In many African countries, homophobia is a large issue. Homosexuality is thought to be “un-African,” something that Western culture is forcing on the populations, and some countries even have laws in place to suppress it. In honor of Pride Month, here is some literature that tackles the experiences of the LGBTQ community in Africa. These novels, memoirs, and anthologies mainly come out of Nigeria and South Africa.
The Lives of Great Men: Living and Loving as an African Gay Man by Chike Frankie Edozien
This is Nigeria’s first memoir about LGBTQ life. The Lives of Great Men details Edozien’s experience growing up in Nigeria as a gay man and his encounters with his other queer friends. Having traveled within and outside of the continent, and now living in New York and working as a reporter, Edozien tackles the legal climate for gay men and women on the African continent, the impact homophobic American evangelical pastors are having in many countries, and the intersection of that with political populism.
One of the most interesting ideas presented in the work is his change in perception of his queer friends who decided to engage in heterosexual marriages. Having judged them when he was younger as being dishonest, he now recognizes the different views on marriage in Africa and that many people do not marry for love. He recognizes that often gay men in Nigeria will have wives as well as male lovers on the side.
The memoir has been awarded the Lambda Literary Award in the Gay Memoir/Biography category this year at the 30th Lambda Literary Awards. Edozien is also a professor of journalism at New York University and has been awarded the university’s Martin Luther King, Jr Faculty Award for excellence in teaching, community building, social justice advocacy and leadership.
Under the Udala Trees by Chinelo Okaparanta
Under the Udala Trees is work of historical fiction which tells the story of the Ijeoma, a young girl who is sent away by her mother during a civil war in Nigeria, when her father is killed during an air raid. She becomes the servant of a grammar-school teacher and his wife. There, Ijeoma meets and falls in love with a girl named Amina, who has been separated from her family in the northern part of the country, and convinces the couple to take Amina in as another housekeeper.
The novel explores young lesbian love under a society that suppresses it.
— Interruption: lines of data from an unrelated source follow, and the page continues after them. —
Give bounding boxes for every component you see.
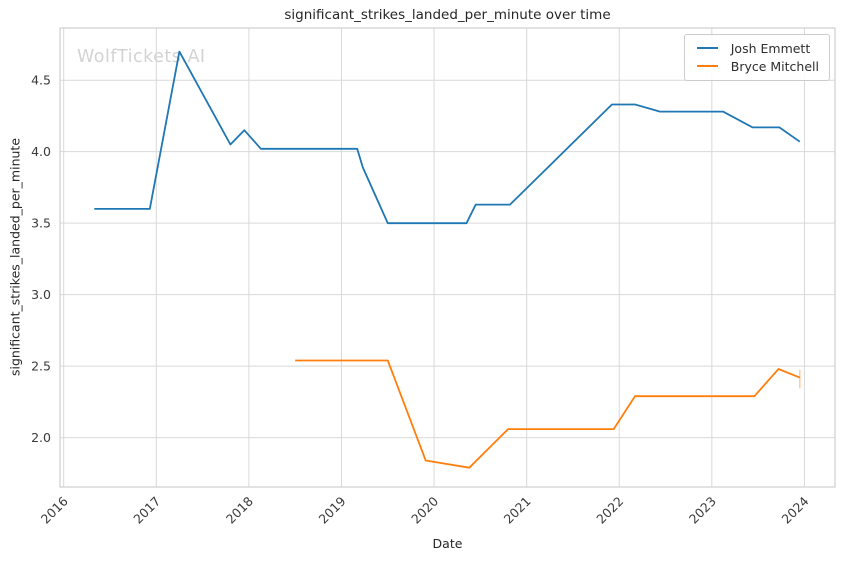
legend-line-swatch	[696, 47, 718, 49]
x-tick-label: 2022	[593, 494, 626, 527]
y-tick-label: 3.0	[31, 287, 51, 302]
x-tick-label: 2017	[130, 494, 163, 527]
y-axis-label: significant_strikes_landed_per_minute	[7, 137, 23, 377]
x-tick-label: 2024	[778, 493, 811, 526]
y-tick-label: 2.0	[31, 430, 51, 445]
legend-label: Josh Emmett	[730, 40, 811, 56]
x-axis-label: Date	[432, 536, 463, 551]
x-tick-label: 2018	[223, 493, 256, 526]
x-tick-label: 2019	[316, 493, 349, 526]
x-tick-label: 2016	[38, 493, 71, 526]
y-tick-label: 3.5	[31, 216, 51, 231]
legend-item-bryce-mitchell: Bryce Mitchell	[696, 57, 819, 75]
plot-frame	[59, 27, 836, 488]
series-line-bryce-mitchell	[295, 359, 801, 469]
x-tick-label: 2023	[686, 494, 719, 527]
legend-line-swatch	[696, 65, 718, 67]
x-tick-label: 2020	[408, 493, 441, 526]
series-line-josh-emmett	[94, 50, 801, 225]
legend-label: Bryce Mitchell	[730, 58, 819, 74]
y-tick-label: 4.0	[31, 144, 51, 159]
chart-title: significant_strikes_landed_per_minute ov…	[284, 7, 611, 23]
legend: Josh Emmett Bryce Mitchell	[683, 34, 830, 81]
x-tick-label: 2021	[501, 494, 534, 527]
legend-item-josh-emmett: Josh Emmett	[696, 39, 819, 57]
y-tick-label: 4.5	[31, 73, 51, 88]
y-tick-label: 2.5	[31, 359, 51, 374]
watermark: WolfTickets.AI	[77, 47, 206, 67]
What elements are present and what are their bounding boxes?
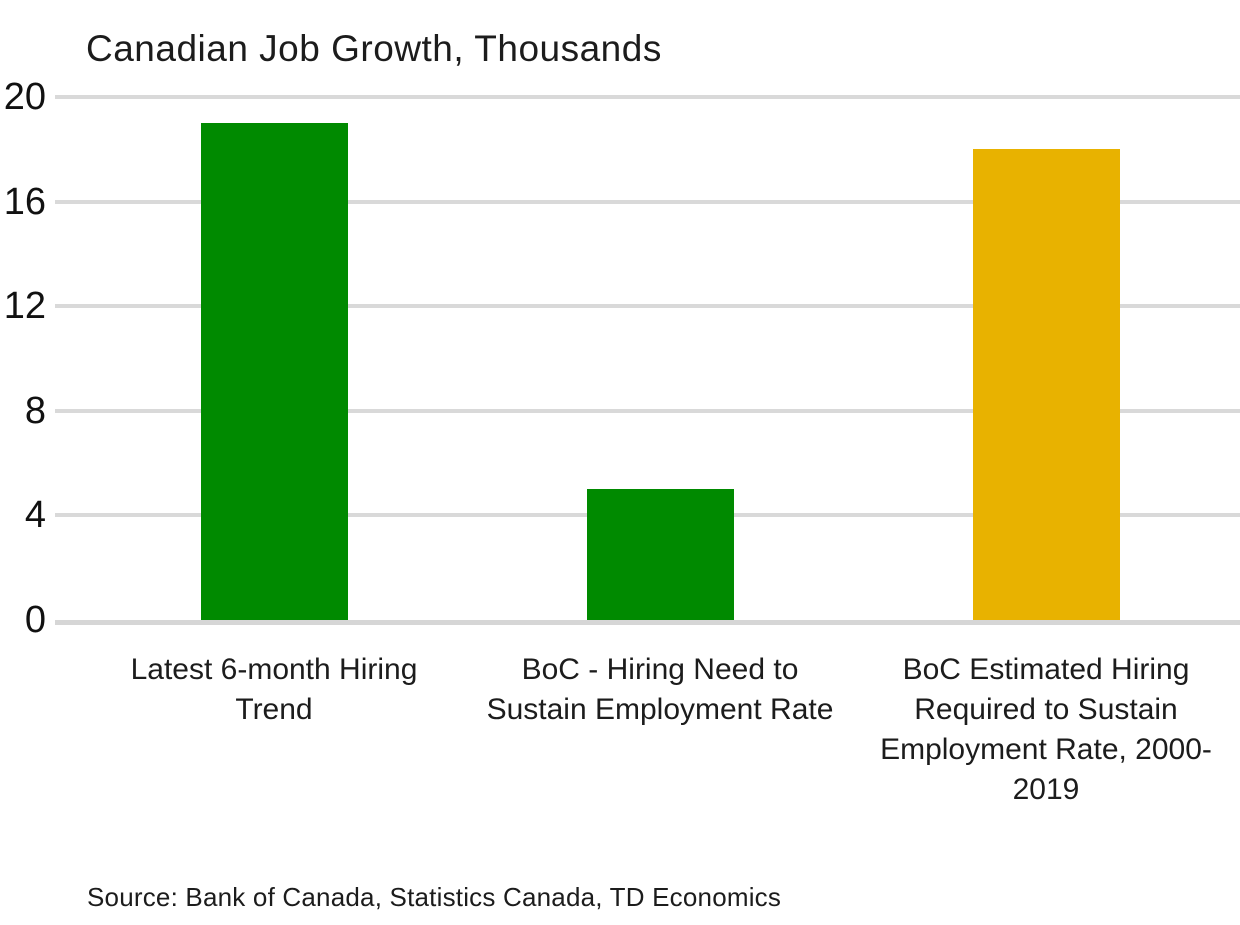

We watch the girls’ attraction develop as they try to suppress their own desire, deal with ideas of forced marriage, and lose each other to the oppressive society. Okaparanta captures the emotional turmoil of coming out when Ijeoma is forced to explain to her mother what happened after the couple finds out and sends her back home.
“I found myself fading into my thoughts. I imagined myself removed from time and place. Or rather, I imagined myself in a place where nothing had happened in the past and nothing was happening now, and in the future nothing would be the consequence of all the nothings that had come before.”
Okaparanta also has a short-story collection, called Happiness, Like Water, that also features lesbian stories which won the prize for Best Lesbian Fiction in 2014 and was short-listed for the Caine Prize.
Fimí Sílè Forever by Nnanna Ikpo
This fiction novel follows two Yoruba lawyers who are human rights activists fighting for a better Nigeria. Olawale, is bisexual and closeted, while Oluwele, his twin is more evidently homosexual. Olawale has spent most of his adult life protecting and defending his brother but when the Same Sex Marriage (Prohibition) act becomes a law, they and their loved ones are caught in the spotlight.
The novel deals with the political oppression and religious prejudice rampant in Nigeria today while also celebrating the power of love, desire, faith, patriotism, the human rights struggle. It was also short-listed for a Lamba Prize this year in the gay fiction category.
Queer Africa: New and Collected Fiction and Queer Africa 2: New Stories
These two books are anthologies that feature queer stories from all over the African continent and the diaspora, including Kenya, Nigeria, Rwanda, Sierra Leone, Somalia, South Africa, Uganda, and the USA. The first, Queer Africa, was published in the 2013 and internationally acclaimed. It won the 26th Lambda Literary Award for the fiction anthology category and was translated into Spanish. The follow-up, Queer Africa 2, was short-listed this year for the 30Th Lambda Literary Awards.
Both are published by the MaThoko’s Books, part of the Gay and Lesiban Memory in Action (GALA) which is based in Johannesburg. They are edited by Makhosazana Xaba and Karen Martin.